Relacje rodzinne
1. Szanuj, z kim masz do czynienia. Chcą tylko tego, co najlepsze
Kiedyś zagrałem mamie żart primaaprilisowy. Na Facebooku zamieściłem zdjęcie ohydnego tatuażu na szyi z motywem róży z podpisem: „Pierwszy tat! Stań się duży lub idź do domu!”Obok.
Kiedy moja matka to zobaczyła, upadła na ziemię i nie była w stanie odetchnąć. Ta kobieta jest granatem emocjonalnym. Fizycznie wybuchłaby, gdybym sama podjęła złą decyzję.
Twoja mama może być podobna lub nie. Tak czy inaczej, całkowicie rozbiłeś jej „imprezową kobietę robiącą wszystko, co chcę” w latach 90., kiedy wydostałeś się z jej lędźwi i zostawiłeś jej kręcone włosy i żylaki. Szanuj to.
Nawet nie muszę ci mówić, przez co przechodzą tatusiowie. Ojcowanie nastoletnich córek. Mini granaty emocjonalne. Nie tak chcę spędzać moje późne lata 30-te / 40-te. Powiem ci co.
2. Oczyść swoje finanse
Ile razy pytałeś tatę, czego chce na Dzień Ojca, a on odpowiada czymś, czego absolutnie nie możesz kupić u Cabeli? „Chcę, żebyś był bardziej odpowiedzialny!”
Kiedy mówię rodzicom, że jadę na wycieczkę, a oni wracają: „Lepiej, żeby była wycieczka do banku!” Lubię recytować numer. Zwykle dzielę się z nimi dokładnie tym, ile pieniędzy mam na koncie oszczędnościowym, które oszczędzam na „rzeczy inne niż podróż”.

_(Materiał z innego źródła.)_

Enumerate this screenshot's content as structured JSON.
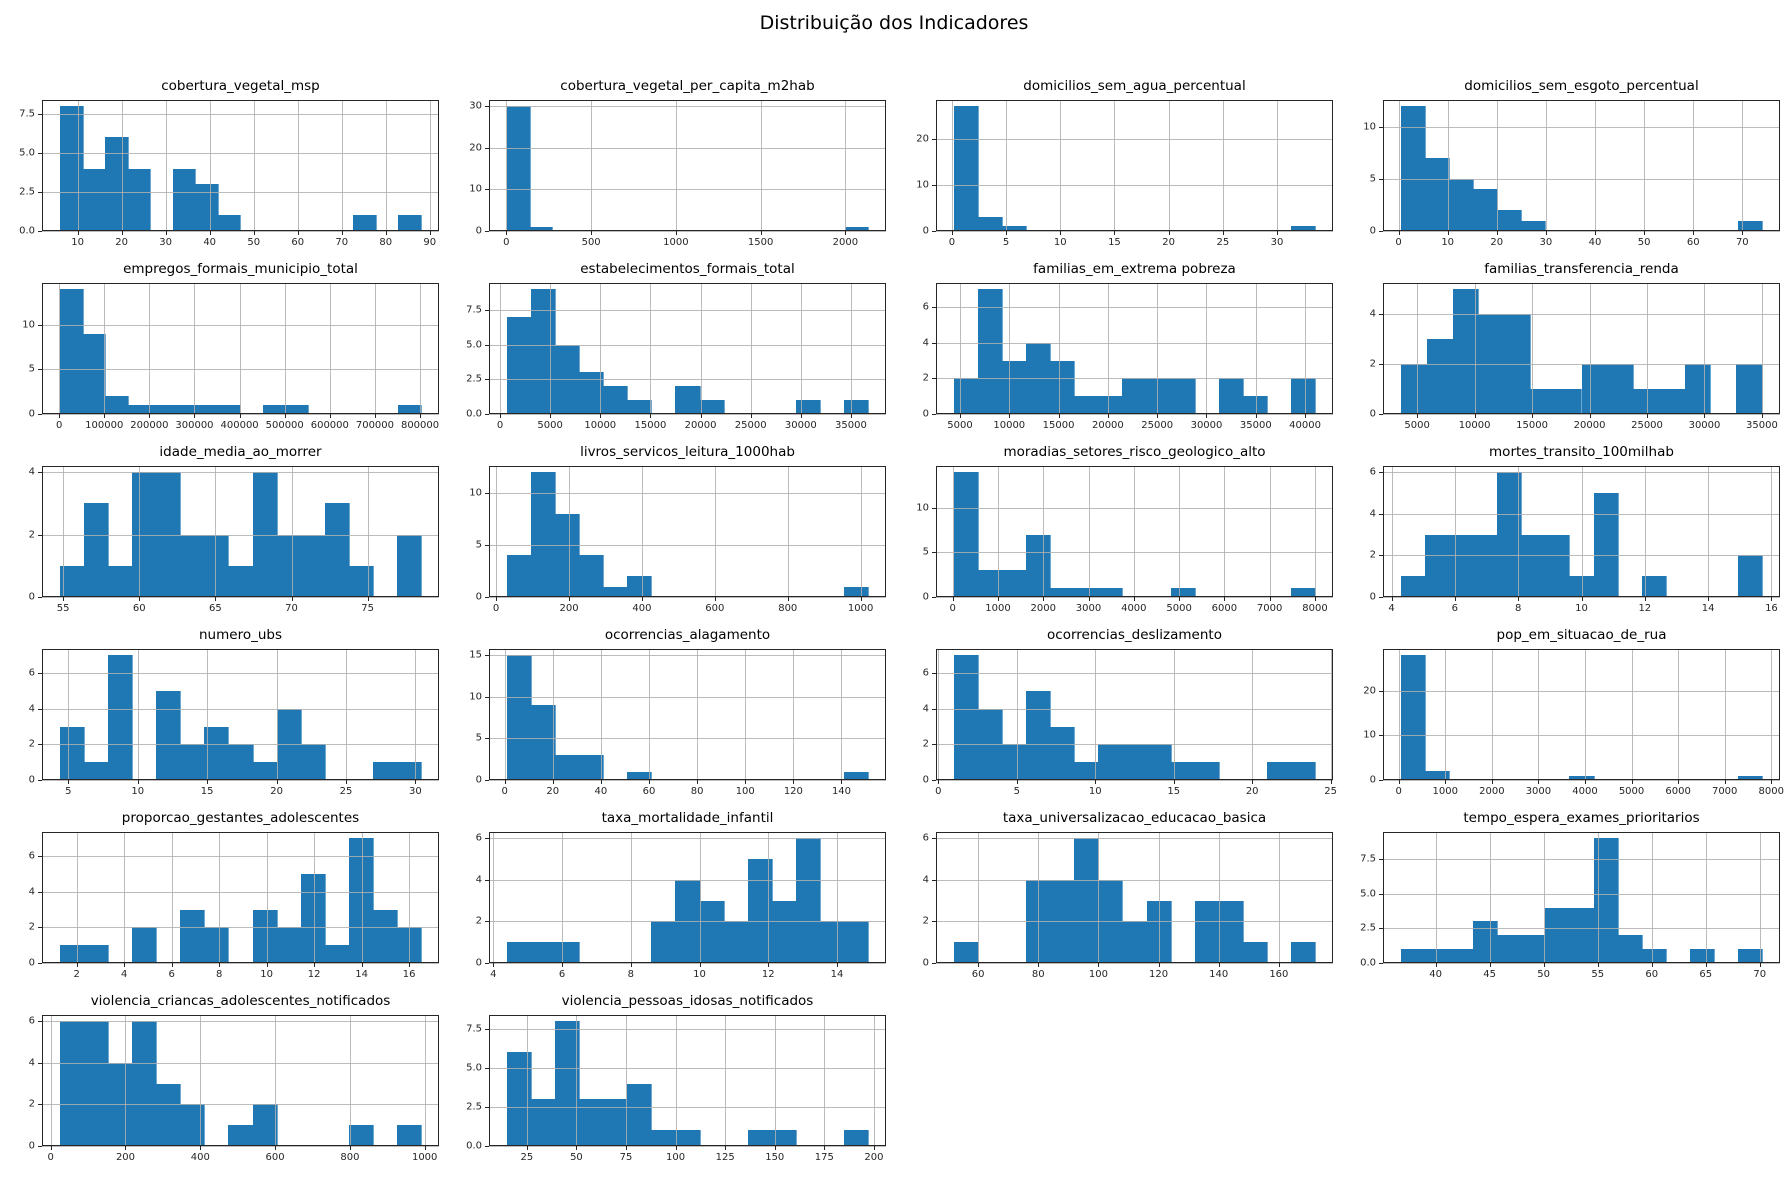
{
  "figure": {
    "title": "Distribuição dos Indicadores",
    "bar_color": "#1f77b4",
    "grid_color": "#b0b0b0",
    "spine_color": "#262626",
    "background_color": "#ffffff"
  },
  "chart_data": [
    {
      "type": "bar",
      "title": "cobertura_vegetal_msp",
      "bin_start": 6,
      "bin_end": 88,
      "counts": [
        8,
        4,
        6,
        4,
        0,
        4,
        3,
        1,
        0,
        0,
        0,
        0,
        0,
        1,
        0,
        1
      ],
      "xticks": [
        "10",
        "20",
        "30",
        "40",
        "50",
        "60",
        "70",
        "80",
        "90"
      ],
      "yticks": [
        "0.0",
        "2.5",
        "5.0",
        "7.5"
      ]
    },
    {
      "type": "bar",
      "title": "cobertura_vegetal_per_capita_m2hab",
      "bin_start": 4,
      "bin_end": 2133,
      "counts": [
        30,
        1,
        0,
        0,
        0,
        0,
        0,
        0,
        0,
        0,
        0,
        0,
        0,
        0,
        0,
        1
      ],
      "xticks": [
        "0",
        "500",
        "1000",
        "1500",
        "2000"
      ],
      "yticks": [
        "0",
        "10",
        "20",
        "30"
      ]
    },
    {
      "type": "bar",
      "title": "domicilios_sem_agua_percentual",
      "bin_start": 0.2,
      "bin_end": 33.5,
      "counts": [
        27,
        3,
        1,
        0,
        0,
        0,
        0,
        0,
        0,
        0,
        0,
        0,
        0,
        0,
        1
      ],
      "xticks": [
        "0",
        "5",
        "10",
        "15",
        "20",
        "25",
        "30"
      ],
      "yticks": [
        "0",
        "10",
        "20"
      ]
    },
    {
      "type": "bar",
      "title": "domicilios_sem_esgoto_percentual",
      "bin_start": 0.5,
      "bin_end": 74,
      "counts": [
        12,
        7,
        5,
        4,
        2,
        1,
        0,
        0,
        0,
        0,
        0,
        0,
        0,
        0,
        1
      ],
      "xticks": [
        "0",
        "10",
        "20",
        "30",
        "40",
        "50",
        "60",
        "70"
      ],
      "yticks": [
        "0",
        "5",
        "10"
      ]
    },
    {
      "type": "bar",
      "title": "empregos_formais_municipio_total",
      "bin_start": 2000,
      "bin_end": 802000,
      "counts": [
        14,
        9,
        2,
        1,
        1,
        1,
        1,
        1,
        0,
        1,
        1,
        0,
        0,
        0,
        0,
        1
      ],
      "xticks": [
        "0",
        "100000",
        "200000",
        "300000",
        "400000",
        "500000",
        "600000",
        "700000",
        "800000"
      ],
      "yticks": [
        "0",
        "5",
        "10"
      ]
    },
    {
      "type": "bar",
      "title": "estabelecimentos_formais_total",
      "bin_start": 700,
      "bin_end": 36700,
      "counts": [
        7,
        9,
        5,
        3,
        2,
        1,
        0,
        2,
        1,
        0,
        0,
        0,
        1,
        0,
        1
      ],
      "xticks": [
        "0",
        "5000",
        "10000",
        "15000",
        "20000",
        "25000",
        "30000",
        "35000"
      ],
      "yticks": [
        "0.0",
        "2.5",
        "5.0",
        "7.5"
      ]
    },
    {
      "type": "bar",
      "title": "familias_em_extrema pobreza",
      "bin_start": 4400,
      "bin_end": 41000,
      "counts": [
        2,
        7,
        3,
        4,
        3,
        1,
        1,
        2,
        2,
        2,
        0,
        2,
        1,
        0,
        2
      ],
      "xticks": [
        "5000",
        "10000",
        "15000",
        "20000",
        "25000",
        "30000",
        "35000",
        "40000"
      ],
      "yticks": [
        "0",
        "2",
        "4",
        "6"
      ]
    },
    {
      "type": "bar",
      "title": "familias_transferencia_renda",
      "bin_start": 3600,
      "bin_end": 35000,
      "counts": [
        2,
        3,
        5,
        4,
        4,
        1,
        1,
        2,
        2,
        1,
        1,
        2,
        0,
        2
      ],
      "xticks": [
        "5000",
        "10000",
        "15000",
        "20000",
        "25000",
        "30000",
        "35000"
      ],
      "yticks": [
        "0",
        "2",
        "4"
      ]
    },
    {
      "type": "bar",
      "title": "idade_media_ao_morrer",
      "bin_start": 54.8,
      "bin_end": 78.5,
      "counts": [
        1,
        3,
        1,
        4,
        4,
        2,
        2,
        1,
        4,
        2,
        2,
        3,
        1,
        0,
        2
      ],
      "xticks": [
        "55",
        "60",
        "65",
        "70",
        "75"
      ],
      "yticks": [
        "0",
        "2",
        "4"
      ]
    },
    {
      "type": "bar",
      "title": "livros_servicos_leitura_1000hab",
      "bin_start": 30,
      "bin_end": 1020,
      "counts": [
        4,
        12,
        8,
        4,
        1,
        2,
        0,
        0,
        0,
        0,
        0,
        0,
        0,
        0,
        1
      ],
      "xticks": [
        "0",
        "200",
        "400",
        "600",
        "800",
        "1000"
      ],
      "yticks": [
        "0",
        "5",
        "10"
      ]
    },
    {
      "type": "bar",
      "title": "moradias_setores_risco_geologico_alto",
      "bin_start": 30,
      "bin_end": 8000,
      "counts": [
        14,
        3,
        3,
        7,
        1,
        1,
        1,
        0,
        0,
        1,
        0,
        0,
        0,
        0,
        1
      ],
      "xticks": [
        "0",
        "1000",
        "2000",
        "3000",
        "4000",
        "5000",
        "6000",
        "7000",
        "8000"
      ],
      "yticks": [
        "0",
        "5",
        "10"
      ]
    },
    {
      "type": "bar",
      "title": "mortes_transito_100milhab",
      "bin_start": 4.3,
      "bin_end": 15.7,
      "counts": [
        1,
        3,
        3,
        3,
        6,
        3,
        3,
        1,
        5,
        0,
        1,
        0,
        0,
        0,
        2
      ],
      "xticks": [
        "4",
        "6",
        "8",
        "10",
        "12",
        "14",
        "16"
      ],
      "yticks": [
        "0",
        "2",
        "4",
        "6"
      ]
    },
    {
      "type": "bar",
      "title": "numero_ubs",
      "bin_start": 4.4,
      "bin_end": 30.4,
      "counts": [
        3,
        1,
        7,
        0,
        5,
        2,
        3,
        2,
        1,
        4,
        2,
        0,
        0,
        1,
        1
      ],
      "xticks": [
        "5",
        "10",
        "15",
        "20",
        "25",
        "30"
      ],
      "yticks": [
        "0",
        "2",
        "4",
        "6"
      ]
    },
    {
      "type": "bar",
      "title": "ocorrencias_alagamento",
      "bin_start": 1,
      "bin_end": 151,
      "counts": [
        15,
        9,
        3,
        3,
        0,
        1,
        0,
        0,
        0,
        0,
        0,
        0,
        0,
        0,
        1
      ],
      "xticks": [
        "0",
        "20",
        "40",
        "60",
        "80",
        "100",
        "120",
        "140"
      ],
      "yticks": [
        "0",
        "5",
        "10",
        "15"
      ]
    },
    {
      "type": "bar",
      "title": "ocorrencias_deslizamento",
      "bin_start": 1,
      "bin_end": 24,
      "counts": [
        7,
        4,
        2,
        5,
        3,
        1,
        2,
        2,
        2,
        1,
        1,
        0,
        0,
        1,
        1
      ],
      "xticks": [
        "0",
        "5",
        "10",
        "15",
        "20",
        "25"
      ],
      "yticks": [
        "0",
        "2",
        "4",
        "6"
      ]
    },
    {
      "type": "bar",
      "title": "pop_em_situacao_de_rua",
      "bin_start": 50,
      "bin_end": 7800,
      "counts": [
        28,
        2,
        0,
        0,
        0,
        0,
        0,
        1,
        0,
        0,
        0,
        0,
        0,
        0,
        1
      ],
      "xticks": [
        "0",
        "1000",
        "2000",
        "3000",
        "4000",
        "5000",
        "6000",
        "7000",
        "8000"
      ],
      "yticks": [
        "0",
        "10",
        "20"
      ]
    },
    {
      "type": "bar",
      "title": "proporcao_gestantes_adolescentes",
      "bin_start": 1.3,
      "bin_end": 16.5,
      "counts": [
        1,
        1,
        0,
        2,
        0,
        3,
        2,
        0,
        3,
        2,
        5,
        1,
        7,
        3,
        2
      ],
      "xticks": [
        "2",
        "4",
        "6",
        "8",
        "10",
        "12",
        "14",
        "16"
      ],
      "yticks": [
        "0",
        "2",
        "4",
        "6"
      ]
    },
    {
      "type": "bar",
      "title": "taxa_mortalidade_infantil",
      "bin_start": 4.4,
      "bin_end": 14.9,
      "counts": [
        1,
        1,
        1,
        0,
        0,
        0,
        2,
        4,
        3,
        2,
        5,
        3,
        6,
        2,
        2
      ],
      "xticks": [
        "4",
        "6",
        "8",
        "10",
        "12",
        "14"
      ],
      "yticks": [
        "0",
        "2",
        "4",
        "6"
      ]
    },
    {
      "type": "bar",
      "title": "taxa_universalizacao_educacao_basica",
      "bin_start": 52,
      "bin_end": 172,
      "counts": [
        1,
        0,
        0,
        4,
        4,
        6,
        4,
        2,
        3,
        0,
        3,
        3,
        1,
        0,
        1
      ],
      "xticks": [
        "60",
        "80",
        "100",
        "120",
        "140",
        "160"
      ],
      "yticks": [
        "0",
        "2",
        "4",
        "6"
      ]
    },
    {
      "type": "bar",
      "title": "tempo_espera_exames_prioritarios",
      "bin_start": 36.8,
      "bin_end": 70.2,
      "counts": [
        1,
        1,
        1,
        3,
        2,
        2,
        4,
        4,
        9,
        2,
        1,
        0,
        1,
        0,
        1
      ],
      "xticks": [
        "40",
        "45",
        "50",
        "55",
        "60",
        "65",
        "70"
      ],
      "yticks": [
        "0.0",
        "2.5",
        "5.0",
        "7.5"
      ]
    },
    {
      "type": "bar",
      "title": "violencia_criancas_adolescentes_notificados",
      "bin_start": 25,
      "bin_end": 990,
      "counts": [
        6,
        6,
        4,
        6,
        3,
        2,
        0,
        1,
        2,
        0,
        0,
        0,
        1,
        0,
        1
      ],
      "xticks": [
        "0",
        "200",
        "400",
        "600",
        "800",
        "1000"
      ],
      "yticks": [
        "0",
        "2",
        "4",
        "6"
      ]
    },
    {
      "type": "bar",
      "title": "violencia_pessoas_idosas_notificados",
      "bin_start": 15,
      "bin_end": 197,
      "counts": [
        6,
        3,
        8,
        3,
        3,
        4,
        1,
        1,
        0,
        0,
        1,
        1,
        0,
        0,
        1
      ],
      "xticks": [
        "25",
        "50",
        "75",
        "100",
        "125",
        "150",
        "175",
        "200"
      ],
      "yticks": [
        "0.0",
        "2.5",
        "5.0",
        "7.5"
      ]
    }
  ]
}
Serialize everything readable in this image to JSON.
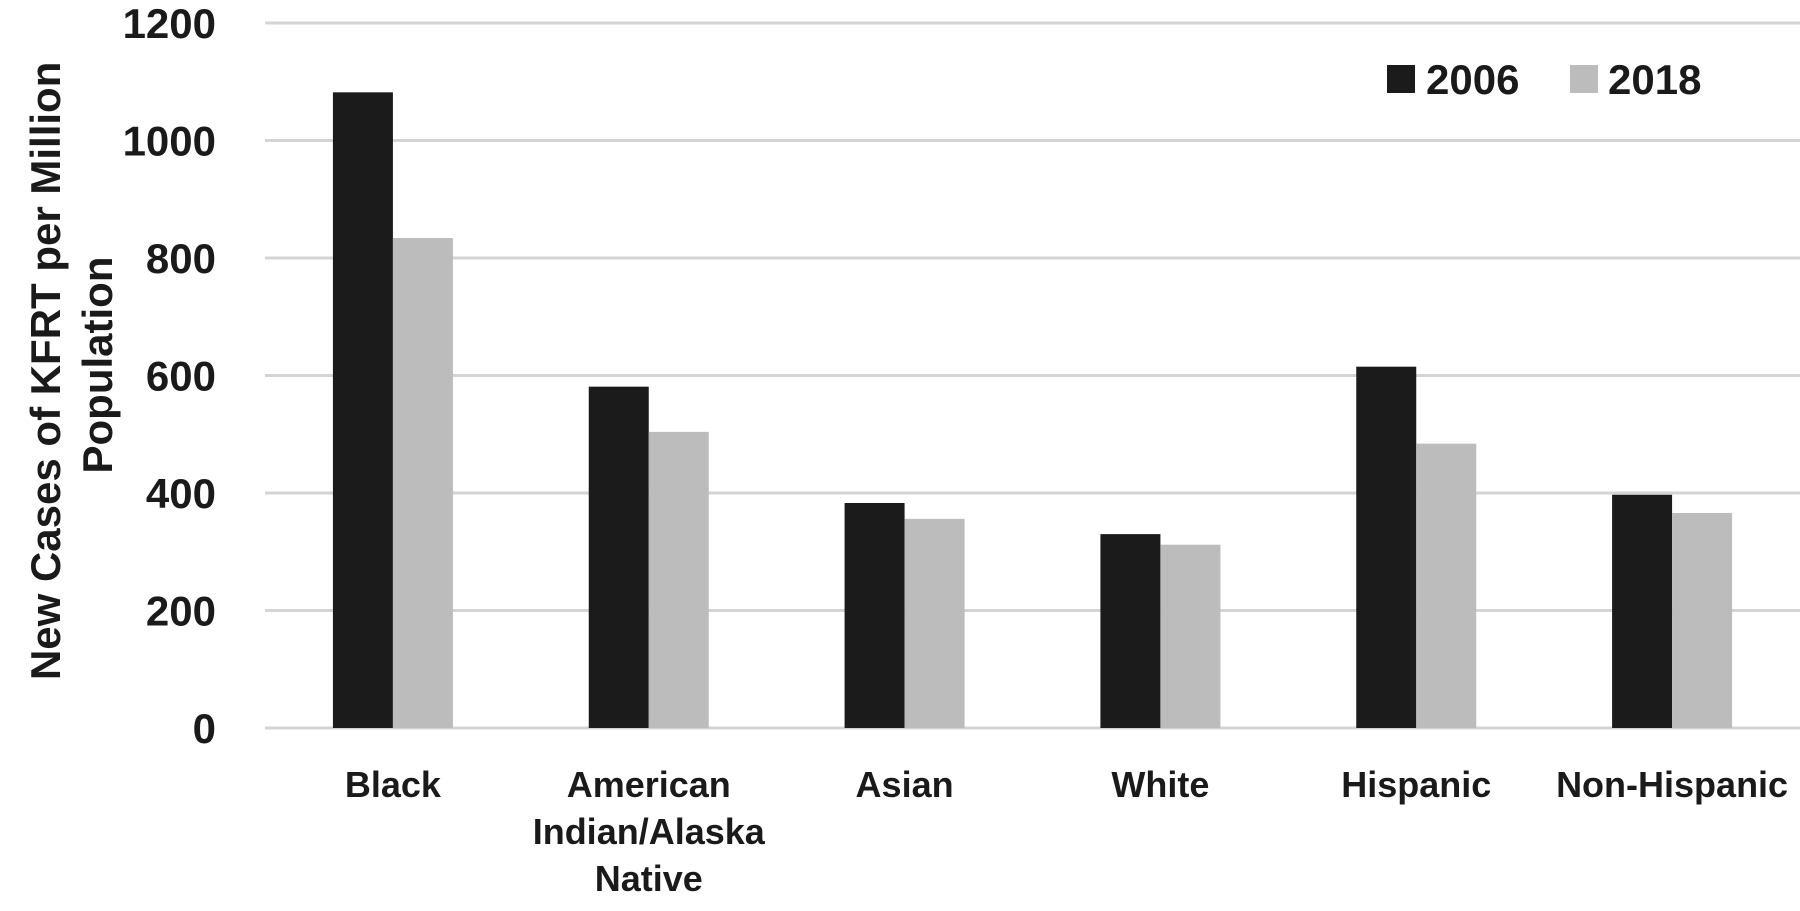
{
  "chart_data": {
    "type": "bar",
    "categories": [
      "Black",
      "American Indian/Alaska Native",
      "Asian",
      "White",
      "Hispanic",
      "Non-Hispanic"
    ],
    "category_label_lines": [
      [
        "Black"
      ],
      [
        "American",
        "Indian/Alaska",
        "Native"
      ],
      [
        "Asian"
      ],
      [
        "White"
      ],
      [
        "Hispanic"
      ],
      [
        "Non-Hispanic"
      ]
    ],
    "series": [
      {
        "name": "2006",
        "color": "#1b1b1b",
        "values": [
          1082,
          581,
          383,
          330,
          615,
          397
        ]
      },
      {
        "name": "2018",
        "color": "#bcbcbc",
        "values": [
          834,
          504,
          356,
          312,
          484,
          366
        ]
      }
    ],
    "ylabel_lines": [
      "New Cases of KFRT per Million",
      "Population"
    ],
    "xlabel": "",
    "ylim": [
      0,
      1200
    ],
    "yticks": [
      0,
      200,
      400,
      600,
      800,
      1000,
      1200
    ],
    "grid": true,
    "legend_position": "top-right",
    "gridline_color": "#d4d4d4"
  }
}
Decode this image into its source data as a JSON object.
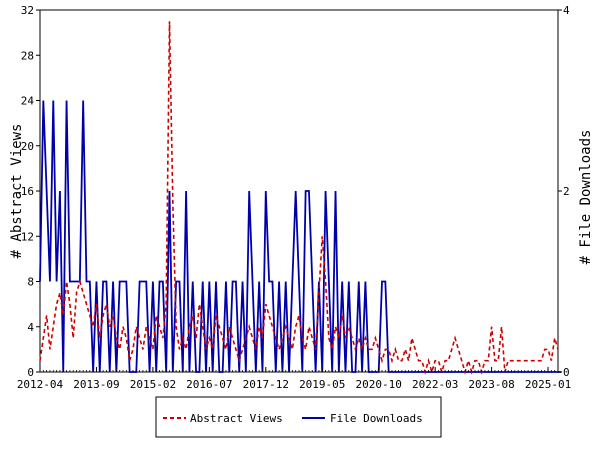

Nawet jeśli ta liczba jest niewielka, nadal mówi, że w niewielkim stopniu oszczędzam na swoją „przyszłość”.
3. Podejmij kroki, aby uspokoić umysł
Weź udział w lekcji samoobrony. Skontaktuj się z dowolnym zaufanym znajomym w miejscu docelowym i pozwól rodzicom również się z nimi skontaktować. Uzyskaj międzynarodowy plan telefonu komórkowego. Rób wszystko, co możesz, aby dać rodzicom pewność, że wszystko będzie dobrze.
Kiedy wyjechałem na kilka miesięcy, aby żyć na żaglówce z absolutnie zerowym doświadczeniem żeglarskim, moi rodzice byli trochę niezadowoleni z tego pomysłu. Poprosiłem więc mojego kapitana o urządzenie SPOT, które jest komunikatorem satelitarnym GPS. I zrobił, nie ma problemu.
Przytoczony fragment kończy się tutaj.